Oleh: Akhmadi Swadesa
   "Kak Sardi, kemarin aku ketemu Yuli di pasar. Dia menanyakan bagaimana kabarmu. Kataku baik-baik saja," lapor Nisah. "Tambah cantik dia sekarang."
   "Nanti aku akan ke Belimbing menemuinya, sekaligus aku akan memeriksa kebun rotan kita di sana," sahut Sardi.
   "Boleh aku ikut? Aku juga ingin melihat apakah pohon manggis, langsat dan meritam kita di sana sudah mulai berbunga."
   "Boleh aja, tapi kalau aku ngobrol sama Yuli jangan diganggu ya?"

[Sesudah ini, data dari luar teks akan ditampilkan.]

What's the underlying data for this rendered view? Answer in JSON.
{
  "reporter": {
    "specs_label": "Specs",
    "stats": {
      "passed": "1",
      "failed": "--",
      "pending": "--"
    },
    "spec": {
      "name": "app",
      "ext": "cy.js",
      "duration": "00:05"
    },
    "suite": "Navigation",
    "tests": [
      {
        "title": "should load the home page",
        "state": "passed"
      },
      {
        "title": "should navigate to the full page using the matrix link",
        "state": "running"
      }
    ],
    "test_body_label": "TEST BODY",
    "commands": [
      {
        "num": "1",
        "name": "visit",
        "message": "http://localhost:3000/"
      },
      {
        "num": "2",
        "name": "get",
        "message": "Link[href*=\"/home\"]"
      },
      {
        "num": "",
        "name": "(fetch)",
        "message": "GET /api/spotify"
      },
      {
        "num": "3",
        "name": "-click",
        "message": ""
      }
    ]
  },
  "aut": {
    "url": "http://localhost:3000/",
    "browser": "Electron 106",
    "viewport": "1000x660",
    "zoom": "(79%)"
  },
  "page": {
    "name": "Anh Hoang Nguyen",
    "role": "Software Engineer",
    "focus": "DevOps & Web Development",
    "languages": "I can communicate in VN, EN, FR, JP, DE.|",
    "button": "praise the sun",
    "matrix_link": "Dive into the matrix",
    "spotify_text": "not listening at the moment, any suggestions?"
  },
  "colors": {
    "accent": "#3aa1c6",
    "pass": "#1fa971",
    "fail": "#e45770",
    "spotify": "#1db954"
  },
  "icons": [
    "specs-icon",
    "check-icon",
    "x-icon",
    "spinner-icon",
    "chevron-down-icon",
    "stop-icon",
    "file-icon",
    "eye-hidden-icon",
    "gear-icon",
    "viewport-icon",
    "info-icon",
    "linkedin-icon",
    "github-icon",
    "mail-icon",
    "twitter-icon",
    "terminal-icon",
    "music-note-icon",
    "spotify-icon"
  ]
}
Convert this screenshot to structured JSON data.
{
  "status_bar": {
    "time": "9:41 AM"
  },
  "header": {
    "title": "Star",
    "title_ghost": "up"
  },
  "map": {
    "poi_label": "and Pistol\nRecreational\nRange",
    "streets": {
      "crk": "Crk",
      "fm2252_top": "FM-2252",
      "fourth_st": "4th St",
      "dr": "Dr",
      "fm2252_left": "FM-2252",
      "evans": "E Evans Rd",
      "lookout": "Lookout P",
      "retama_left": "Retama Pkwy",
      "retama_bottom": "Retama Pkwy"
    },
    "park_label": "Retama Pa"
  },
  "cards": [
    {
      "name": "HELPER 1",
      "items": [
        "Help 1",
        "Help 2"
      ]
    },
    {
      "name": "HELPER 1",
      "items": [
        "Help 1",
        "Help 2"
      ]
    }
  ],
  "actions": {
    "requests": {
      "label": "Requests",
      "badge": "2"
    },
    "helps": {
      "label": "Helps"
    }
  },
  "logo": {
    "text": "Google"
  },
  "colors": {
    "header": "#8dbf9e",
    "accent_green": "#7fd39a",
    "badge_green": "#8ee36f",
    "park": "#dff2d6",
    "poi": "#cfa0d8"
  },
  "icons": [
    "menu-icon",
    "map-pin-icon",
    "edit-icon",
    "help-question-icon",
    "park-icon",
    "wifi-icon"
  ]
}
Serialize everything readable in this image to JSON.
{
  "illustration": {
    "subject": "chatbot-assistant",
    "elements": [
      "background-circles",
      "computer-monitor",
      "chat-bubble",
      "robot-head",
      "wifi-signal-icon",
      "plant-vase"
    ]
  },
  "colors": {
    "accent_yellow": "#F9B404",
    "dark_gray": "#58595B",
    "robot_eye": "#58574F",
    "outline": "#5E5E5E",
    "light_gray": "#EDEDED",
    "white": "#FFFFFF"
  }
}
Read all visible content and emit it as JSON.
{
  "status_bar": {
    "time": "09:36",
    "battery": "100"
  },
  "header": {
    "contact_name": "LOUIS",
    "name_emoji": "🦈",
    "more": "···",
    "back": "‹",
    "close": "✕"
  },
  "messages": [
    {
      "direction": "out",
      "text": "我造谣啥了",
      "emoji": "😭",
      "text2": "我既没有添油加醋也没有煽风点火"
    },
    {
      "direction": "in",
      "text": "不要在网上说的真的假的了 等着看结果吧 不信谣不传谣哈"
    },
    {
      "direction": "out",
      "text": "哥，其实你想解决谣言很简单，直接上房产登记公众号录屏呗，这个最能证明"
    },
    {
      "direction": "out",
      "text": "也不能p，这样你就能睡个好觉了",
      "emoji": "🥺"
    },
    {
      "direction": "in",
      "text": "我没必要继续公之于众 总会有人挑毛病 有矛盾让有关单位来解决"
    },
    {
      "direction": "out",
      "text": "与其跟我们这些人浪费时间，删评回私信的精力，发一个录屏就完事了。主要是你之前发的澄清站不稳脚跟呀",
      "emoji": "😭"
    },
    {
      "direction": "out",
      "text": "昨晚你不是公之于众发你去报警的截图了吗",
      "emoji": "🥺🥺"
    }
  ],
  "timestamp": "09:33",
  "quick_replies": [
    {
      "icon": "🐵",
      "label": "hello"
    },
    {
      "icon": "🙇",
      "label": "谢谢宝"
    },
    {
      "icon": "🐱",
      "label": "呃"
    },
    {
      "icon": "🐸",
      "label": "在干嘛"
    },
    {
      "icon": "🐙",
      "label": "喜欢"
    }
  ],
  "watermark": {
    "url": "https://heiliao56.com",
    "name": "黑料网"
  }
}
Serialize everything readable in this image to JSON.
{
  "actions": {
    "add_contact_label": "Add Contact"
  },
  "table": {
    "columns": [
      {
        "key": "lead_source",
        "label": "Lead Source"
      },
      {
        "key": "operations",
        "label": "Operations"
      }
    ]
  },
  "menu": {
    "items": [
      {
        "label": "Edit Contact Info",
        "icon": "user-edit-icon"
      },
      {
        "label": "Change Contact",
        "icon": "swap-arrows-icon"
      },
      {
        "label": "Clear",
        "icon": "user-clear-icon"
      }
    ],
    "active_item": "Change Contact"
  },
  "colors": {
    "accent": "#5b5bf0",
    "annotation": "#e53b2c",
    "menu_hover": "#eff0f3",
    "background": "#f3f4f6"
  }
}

   Sardi dan Nisah sama-sama tertawa.
   Di dusun Belimbing di tengah hutan belantara itu sebenarnya hanya ada tinggal tiga keluarga, yang masing-masing rumah mereka letaknya berjauhan. Mereka semua adalah peladang dan juga berkebun rotan. Namun jika masuk lebih ke dalam hutan lagi, akan kita temui lagi sebuah dusun bernama Ranjung yang hanya dihuni oleh satu keluarga, yaitu keluarga pak Gosai.
   Pak Gosai mempunyai istri bernama Jalimah, dan dua orang anak, laki dan perempuan, yang bernama Sardi dan Nisah. Baik Sardi sang kakak, maupun adiknya Nisah, kini sama-sama telah duduk di bangku SMA di kota kecamatan yang jaraknya kurang-lebih tiga kilometer dari dusun mereka itu. Sardi di kelas 3 dan sebentar lagi ujian, sementara Nisah duduk di kelas dua.
   Hubungan keluarga pak Gosai dengan tiga  keluarga yang tinggal di dusun Belimbing itu tetap terjalin akrab. Apalagi pak Gosai juga mempunyai tanah ladang dan kebun di sekitar dusun Belimbing.
   Setiap hari Sardi dan Nisah pergi bersekolah ke kota kecamatan dengan hanya berjalan kaki atau naik sepeda masing-masing, melewati jalan setapak sejauh tiga kilo meter dari dusun mereka di tengah hutan belantara itu. Karena sudah terbiasa, maka jarak tersebut tidaklah terasa jauh bagi mereka.
   Ketika mereka masih SD dan SMP, Sardi dan Nisah kerap mampir ke dusun Belimbing dan mengajak Yuli untuk pergi ke sekolah bersama-sama. Sepanjang jalan mereka bercerita apa saja, bergurau dan tertawa-tawa.
   Namun setelah menamatkan SMP, Yuli melanjutkan SMA ke kota kabupaten, tinggal bersama kakak lelakinya yang bekerja di sana. Hanya jika ada waktu liburan, Yuli pulang ke dusun Belimbing tempat kedua orangtuanya menetap.
   Akan halnya Sardi, dengan keputusan Yuli yang melanjutkan SMA-nya ke kota kabupaten, sebenarnya dia merasa kehilangan seorang sahabat. Sebenarnya lebih daripada seorang sahabat. Karena, diam-diam sebenarnya dia menyukai Yuli. Mengagumi kecantikan gadis langsing berkulit kuning duku itu.
   "Kenapa harus melanjutkan ke kota kabupaten, Yuli? Di kota kecamatan kita ini kan juga sudah ada SMA. Aku dan Nisah SMA-nya di sini saja," kata Sardi ketika itu.
   "Ya, sebenarnya aku ingin tetap di sini, Sar. Tapi kakakku memintaku menemaninya di sana, dan biar katanya, aku juga bisa mengikuti berbagai kursus yang kuminati yang banyak berada di kota kabupaten," tukas Yuli.
   Saat itu Sardi sengaja memandang ke wajah Yuli lurus-lurus. Yuli juga membalasnya. Kemudian mereka berdua sama-sama tersenyum.
   "Memang kenapa sih, Sar, kalau aku tidak meneruskan SMA di sini?" pancing Yuli.
   "Aku pasti merasa sunyi," jawab Sardi, jujur.
   "Kan masih banyak teman lain?"
   "Tapi bersamamu aku merasa lebih asyik."